The most significant thing that Bet on the Farm! has done is create a place where producers/ farmers have a podium to showcase their products to the local community and the restaurant industry of Las Vegas for the first time.

KT: Las Vegas presumably isn't on the cutting edge when it comes to composting. How do you deal with all the food waste and kitchen scraps from three restaurants? Have you implemented other sustainable initiatives at the three Batali/Bastianich Vegas outposts?

DT: Zach, Jason, and Nicole started the sustainable/green programs in Las Vegas. The composting of food waste and bio-diesel is relatively simple. When the farmers come for deliveries they pick up the kitchen waste (food waste and fryer oil)and take it back to the farm. It took a little organizing and figuring out schedules but it runs pretty smooth now. All the lights in the walk-ins are on timers, all faucets have water control aerators, hand dryers in all restrooms, over all communicating and education with staff about changing habits and trying to conserve where we can.

KT: You've turned your own front yard in downtown Las Vegas into an edible landscaping experiment. What have you learned so far? Are you hoping to inspire your neighbors to become front yard farmers?

DT: It's an experiment with the University of Nevada Cooperative Extension on high density urban farming. The hope is that we will educate and inspire others to do the same and change the way we eat and view food in Las Vegas. With having a front yard with 60 fruit trees and four vegetable beds, everyone who passes by can't believe what they see and smell.

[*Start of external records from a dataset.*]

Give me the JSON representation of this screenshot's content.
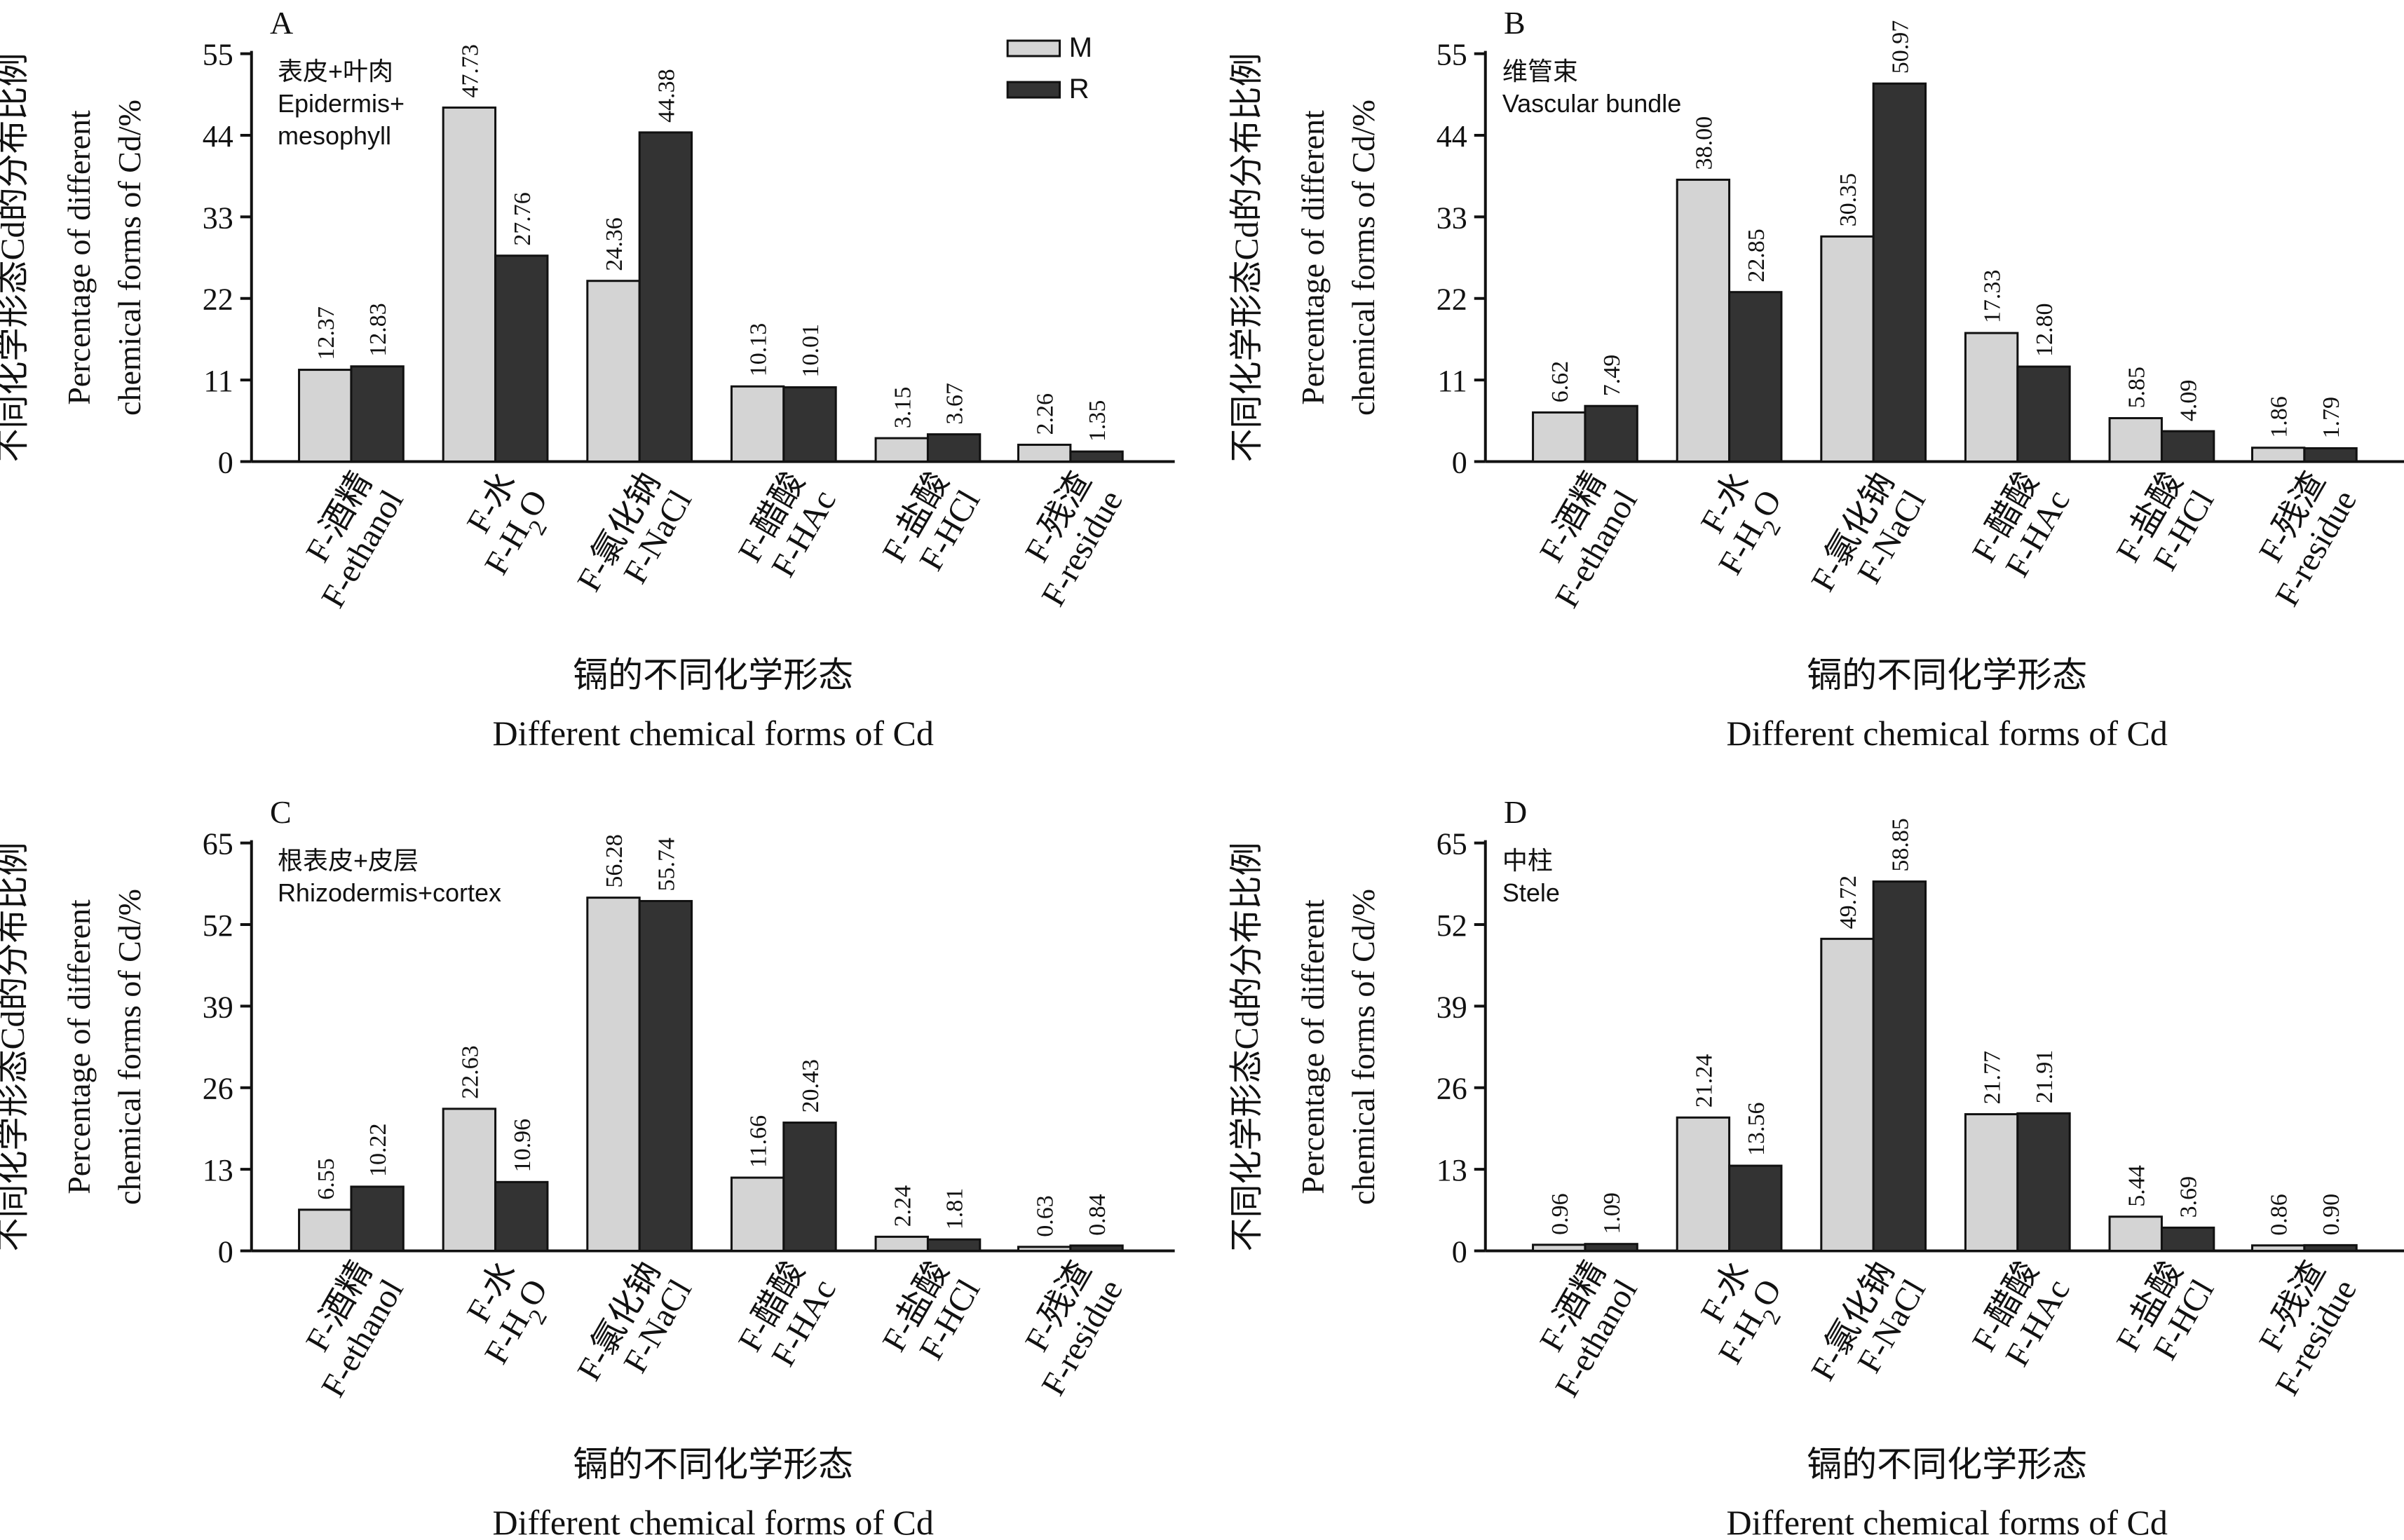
{
  "figure": {
    "y_label_zh": "不同化学形态Cd的分布比例",
    "y_label_en_line1": "Percentage of different",
    "y_label_en_line2": "chemical forms of Cd/%",
    "x_label_zh": "镉的不同化学形态",
    "x_label_en": "Different chemical forms of Cd",
    "legend": [
      {
        "name": "M",
        "color": "#d4d4d4"
      },
      {
        "name": "R",
        "color": "#333333"
      }
    ]
  },
  "chart_data": [
    {
      "type": "bar",
      "panel_label": "A",
      "tissue_zh": "表皮+叶肉",
      "tissue_en": [
        "Epidermis+",
        "mesophyll"
      ],
      "categories": [
        {
          "zh": "F-酒精",
          "en": "F-ethanol"
        },
        {
          "zh": "F-水",
          "en": "F-H2O"
        },
        {
          "zh": "F-氯化钠",
          "en": "F-NaCl"
        },
        {
          "zh": "F-醋酸",
          "en": "F-HAc"
        },
        {
          "zh": "F-盐酸",
          "en": "F-HCl"
        },
        {
          "zh": "F-残渣",
          "en": "F-residue"
        }
      ],
      "series": [
        {
          "name": "M",
          "values": [
            12.37,
            47.73,
            24.36,
            10.13,
            3.15,
            2.26
          ],
          "labels": [
            "12.37",
            "47.73",
            "24.36",
            "10.13",
            "3.15",
            "2.26"
          ]
        },
        {
          "name": "R",
          "values": [
            12.83,
            27.76,
            44.38,
            10.01,
            3.67,
            1.35
          ],
          "labels": [
            "12.83",
            "27.76",
            "44.38",
            "10.01",
            "3.67",
            "1.35"
          ]
        }
      ],
      "ylim": [
        0,
        55
      ],
      "yticks": [
        "0",
        "11",
        "22",
        "33",
        "44",
        "55"
      ]
    },
    {
      "type": "bar",
      "panel_label": "B",
      "tissue_zh": "维管束",
      "tissue_en": [
        "Vascular bundle"
      ],
      "categories": [
        {
          "zh": "F-酒精",
          "en": "F-ethanol"
        },
        {
          "zh": "F-水",
          "en": "F-H2O"
        },
        {
          "zh": "F-氯化钠",
          "en": "F-NaCl"
        },
        {
          "zh": "F-醋酸",
          "en": "F-HAc"
        },
        {
          "zh": "F-盐酸",
          "en": "F-HCl"
        },
        {
          "zh": "F-残渣",
          "en": "F-residue"
        }
      ],
      "series": [
        {
          "name": "M",
          "values": [
            6.62,
            38.0,
            30.35,
            17.33,
            5.85,
            1.86
          ],
          "labels": [
            "6.62",
            "38.00",
            "30.35",
            "17.33",
            "5.85",
            "1.86"
          ]
        },
        {
          "name": "R",
          "values": [
            7.49,
            22.85,
            50.97,
            12.8,
            4.09,
            1.79
          ],
          "labels": [
            "7.49",
            "22.85",
            "50.97",
            "12.80",
            "4.09",
            "1.79"
          ]
        }
      ],
      "ylim": [
        0,
        55
      ],
      "yticks": [
        "0",
        "11",
        "22",
        "33",
        "44",
        "55"
      ]
    },
    {
      "type": "bar",
      "panel_label": "C",
      "tissue_zh": "根表皮+皮层",
      "tissue_en": [
        "Rhizodermis+cortex"
      ],
      "categories": [
        {
          "zh": "F-酒精",
          "en": "F-ethanol"
        },
        {
          "zh": "F-水",
          "en": "F-H2O"
        },
        {
          "zh": "F-氯化钠",
          "en": "F-NaCl"
        },
        {
          "zh": "F-醋酸",
          "en": "F-HAc"
        },
        {
          "zh": "F-盐酸",
          "en": "F-HCl"
        },
        {
          "zh": "F-残渣",
          "en": "F-residue"
        }
      ],
      "series": [
        {
          "name": "M",
          "values": [
            6.55,
            22.63,
            56.28,
            11.66,
            2.24,
            0.63
          ],
          "labels": [
            "6.55",
            "22.63",
            "56.28",
            "11.66",
            "2.24",
            "0.63"
          ]
        },
        {
          "name": "R",
          "values": [
            10.22,
            10.96,
            55.74,
            20.43,
            1.81,
            0.84
          ],
          "labels": [
            "10.22",
            "10.96",
            "55.74",
            "20.43",
            "1.81",
            "0.84"
          ]
        }
      ],
      "ylim": [
        0,
        65
      ],
      "yticks": [
        "0",
        "13",
        "26",
        "39",
        "52",
        "65"
      ]
    },
    {
      "type": "bar",
      "panel_label": "D",
      "tissue_zh": "中柱",
      "tissue_en": [
        "Stele"
      ],
      "categories": [
        {
          "zh": "F-酒精",
          "en": "F-ethanol"
        },
        {
          "zh": "F-水",
          "en": "F-H2O"
        },
        {
          "zh": "F-氯化钠",
          "en": "F-NaCl"
        },
        {
          "zh": "F-醋酸",
          "en": "F-HAc"
        },
        {
          "zh": "F-盐酸",
          "en": "F-HCl"
        },
        {
          "zh": "F-残渣",
          "en": "F-residue"
        }
      ],
      "series": [
        {
          "name": "M",
          "values": [
            0.96,
            21.24,
            49.72,
            21.77,
            5.44,
            0.86
          ],
          "labels": [
            "0.96",
            "21.24",
            "49.72",
            "21.77",
            "5.44",
            "0.86"
          ]
        },
        {
          "name": "R",
          "values": [
            1.09,
            13.56,
            58.85,
            21.91,
            3.69,
            0.9
          ],
          "labels": [
            "1.09",
            "13.56",
            "58.85",
            "21.91",
            "3.69",
            "0.90"
          ]
        }
      ],
      "ylim": [
        0,
        65
      ],
      "yticks": [
        "0",
        "13",
        "26",
        "39",
        "52",
        "65"
      ]
    }
  ]
}
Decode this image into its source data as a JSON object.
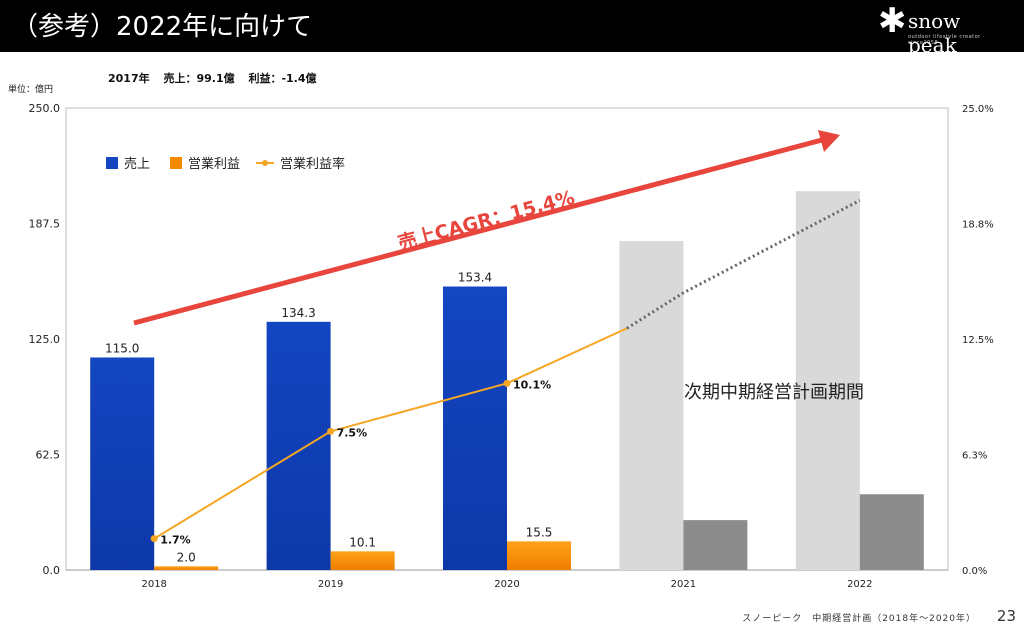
{
  "header": {
    "title": "（参考）2022年に向けて",
    "logo_name": "snow peak",
    "logo_tagline": "outdoor lifestyle creator · since1958"
  },
  "unit_label": "単位：億円",
  "note": {
    "year": "2017年",
    "sales": "売上：99.1億",
    "profit": "利益：-1.4億"
  },
  "chart_data": {
    "type": "bar",
    "categories": [
      "2018",
      "2019",
      "2020",
      "2021",
      "2022"
    ],
    "ylim": [
      0,
      250
    ],
    "y2lim": [
      0,
      25
    ],
    "yticks": [
      "0.0",
      "62.5",
      "125.0",
      "187.5",
      "250.0"
    ],
    "y2ticks": [
      "0.0%",
      "6.3%",
      "12.5%",
      "18.8%",
      "25.0%"
    ],
    "legend": [
      "売上",
      "営業利益",
      "営業利益率"
    ],
    "legend_position": "top-left",
    "series": [
      {
        "name": "売上",
        "values": [
          115.0,
          134.3,
          153.4,
          178.0,
          205.0
        ],
        "labels": [
          "115.0",
          "134.3",
          "153.4",
          "",
          ""
        ]
      },
      {
        "name": "営業利益",
        "values": [
          2.0,
          10.1,
          15.5,
          27.0,
          41.0
        ],
        "labels": [
          "2.0",
          "10.1",
          "15.5",
          "",
          ""
        ]
      },
      {
        "name": "営業利益率",
        "values": [
          1.7,
          7.5,
          10.1,
          15.0,
          20.0
        ],
        "labels": [
          "1.7%",
          "7.5%",
          "10.1%",
          "",
          ""
        ]
      }
    ],
    "cagr_label": "売上CAGR：15.4%",
    "period_label": "次期中期経営計画期間",
    "colors": {
      "sales": "#1446c2",
      "profit": "#f58a00",
      "rate": "#f5a623",
      "plan_sales": "#d9d9d9",
      "plan_profit": "#8c8c8c",
      "arrow": "#e8453c",
      "dotted": "#666666"
    }
  },
  "footer": {
    "text": "スノーピーク　中期経営計画（2018年～2020年）",
    "page": "23"
  }
}
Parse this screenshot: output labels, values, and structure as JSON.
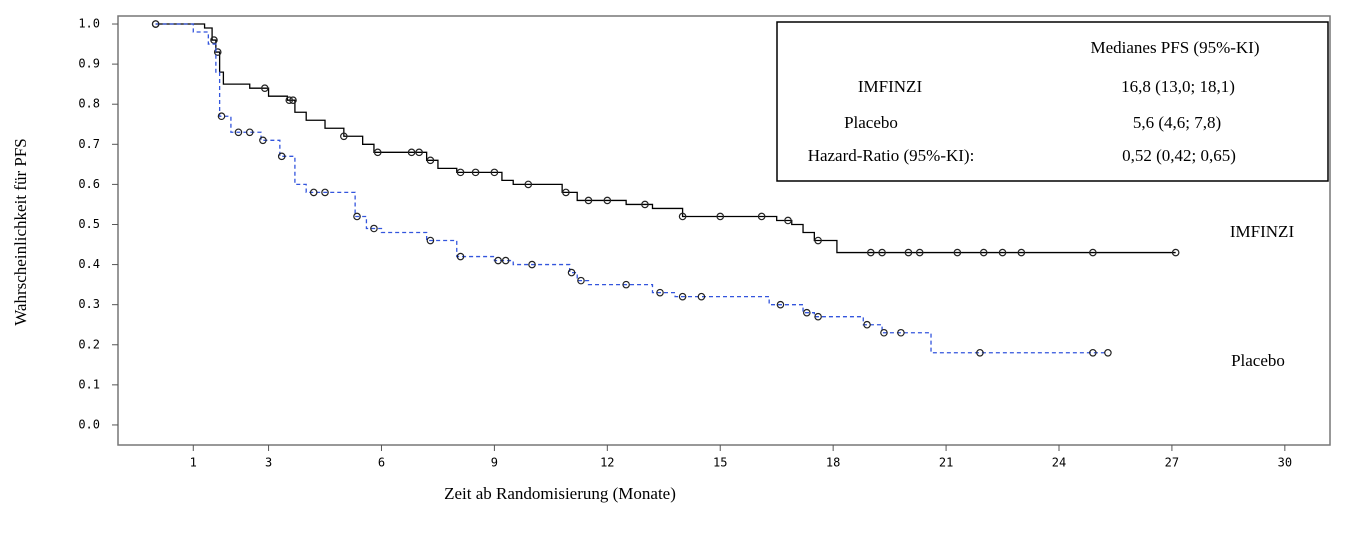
{
  "chart_data": {
    "type": "step",
    "x_label": "Zeit ab Randomisierung (Monate)",
    "y_label": "Wahrscheinlichkeit für PFS",
    "xlim": [
      -1,
      31.2
    ],
    "ylim": [
      -0.05,
      1.02
    ],
    "xticks": [
      1,
      3,
      6,
      9,
      12,
      15,
      18,
      21,
      24,
      27,
      30
    ],
    "yticks": [
      {
        "value": 0,
        "label": "0.0"
      },
      {
        "value": 0.1,
        "label": "0.1"
      },
      {
        "value": 0.2,
        "label": "0.2"
      },
      {
        "value": 0.3,
        "label": "0.3"
      },
      {
        "value": 0.4,
        "label": "0.4"
      },
      {
        "value": 0.5,
        "label": "0.5"
      },
      {
        "value": 0.6,
        "label": "0.6"
      },
      {
        "value": 0.7,
        "label": "0.7"
      },
      {
        "value": 0.8,
        "label": "0.8"
      },
      {
        "value": 0.9,
        "label": "0.9"
      },
      {
        "value": 1,
        "label": "1.0"
      }
    ],
    "series": [
      {
        "name": "IMFINZI",
        "color": "#000000",
        "line_style": "solid",
        "x": [
          0,
          1.3,
          1.5,
          1.6,
          1.7,
          1.8,
          2.5,
          3,
          3.5,
          3.7,
          4,
          4.5,
          5,
          5.5,
          5.8,
          7.2,
          7.5,
          8,
          9.2,
          9.5,
          10.8,
          11.2,
          12.5,
          13.2,
          14,
          16.5,
          16.9,
          17.2,
          17.5,
          18.1,
          27.1
        ],
        "values": [
          1.0,
          0.99,
          0.96,
          0.93,
          0.88,
          0.85,
          0.84,
          0.82,
          0.81,
          0.78,
          0.76,
          0.74,
          0.72,
          0.7,
          0.68,
          0.66,
          0.64,
          0.63,
          0.61,
          0.6,
          0.58,
          0.56,
          0.55,
          0.54,
          0.52,
          0.51,
          0.5,
          0.48,
          0.46,
          0.43,
          0.43
        ],
        "censored": [
          0,
          1.55,
          1.65,
          2.9,
          3.55,
          3.65,
          5.0,
          5.9,
          6.8,
          7.0,
          7.3,
          8.1,
          8.5,
          9.0,
          9.9,
          10.9,
          11.5,
          12.0,
          13.0,
          14.0,
          15.0,
          16.1,
          16.8,
          17.6,
          19.0,
          19.3,
          20.0,
          20.3,
          21.3,
          22.0,
          22.5,
          23.0,
          24.9,
          27.1
        ]
      },
      {
        "name": "Placebo",
        "color": "#3355dd",
        "line_style": "dashed",
        "x": [
          0,
          1.0,
          1.4,
          1.6,
          1.7,
          2.0,
          2.8,
          3.3,
          3.7,
          4.0,
          5.3,
          5.6,
          6.0,
          7.2,
          8.0,
          9.0,
          9.5,
          11.0,
          11.2,
          11.5,
          13.2,
          13.8,
          16.3,
          17.2,
          17.5,
          18.8,
          19.3,
          20.6,
          25.3
        ],
        "values": [
          1.0,
          0.98,
          0.95,
          0.88,
          0.77,
          0.73,
          0.71,
          0.67,
          0.6,
          0.58,
          0.52,
          0.49,
          0.48,
          0.46,
          0.42,
          0.41,
          0.4,
          0.38,
          0.36,
          0.35,
          0.33,
          0.32,
          0.3,
          0.28,
          0.27,
          0.25,
          0.23,
          0.18,
          0.18
        ],
        "censored": [
          0,
          1.75,
          2.2,
          2.5,
          2.85,
          3.35,
          4.2,
          4.5,
          5.35,
          5.8,
          7.3,
          8.1,
          9.1,
          9.3,
          10.0,
          11.05,
          11.3,
          12.5,
          13.4,
          14.0,
          14.5,
          16.6,
          17.3,
          17.6,
          18.9,
          19.35,
          19.8,
          21.9,
          24.9,
          25.3
        ]
      }
    ],
    "summary_table": {
      "header": "Medianes PFS (95%-KI)",
      "rows": [
        [
          "IMFINZI",
          "16,8 (13,0; 18,1)"
        ],
        [
          "Placebo",
          "5,6 (4,6; 7,8)"
        ],
        [
          "Hazard-Ratio (95%-KI):",
          "0,52 (0,42; 0,65)"
        ]
      ]
    }
  }
}
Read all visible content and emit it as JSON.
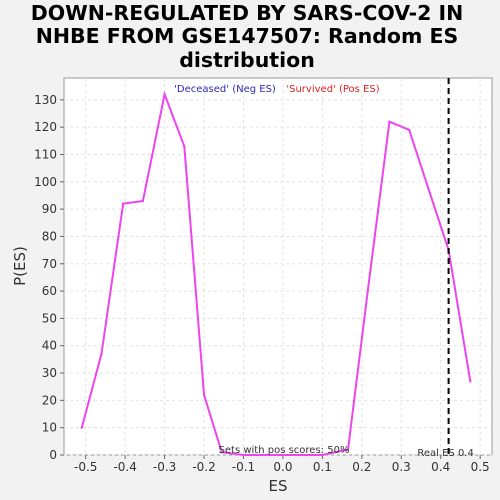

In late February, the whole yard is in pink and white bloom with beets, carrots, radishes and lettuces filling the beds. I love being a part of the process of each season. We hold classes on watering with responsibility, pruning for each season, soil wealth, and planting cycles.

KT: How do you find the time to fulfill your duties at Carnevino, B & B Ristorante, and Otto Las Vegas, oversee the Bet On The Farm! market, tend your own front yard farm, and work with the University of Nevada Cooperative Extension to research drought tolerant varieties of fruits and vegetables?

DT: It's not work to me, I have a passion about food and who is producing it. Farmers are some of the most interesting and wonderful people I have ever met. I'm honored to be able to help where I can and to be considered a friend to them.

Whether I'm in the restaurants, working at the University of Nevada Cooperative Extension under Professor Robert Morris, or on the farms, it's my dreams come true! I am the happiest chef in all of Las Vegas!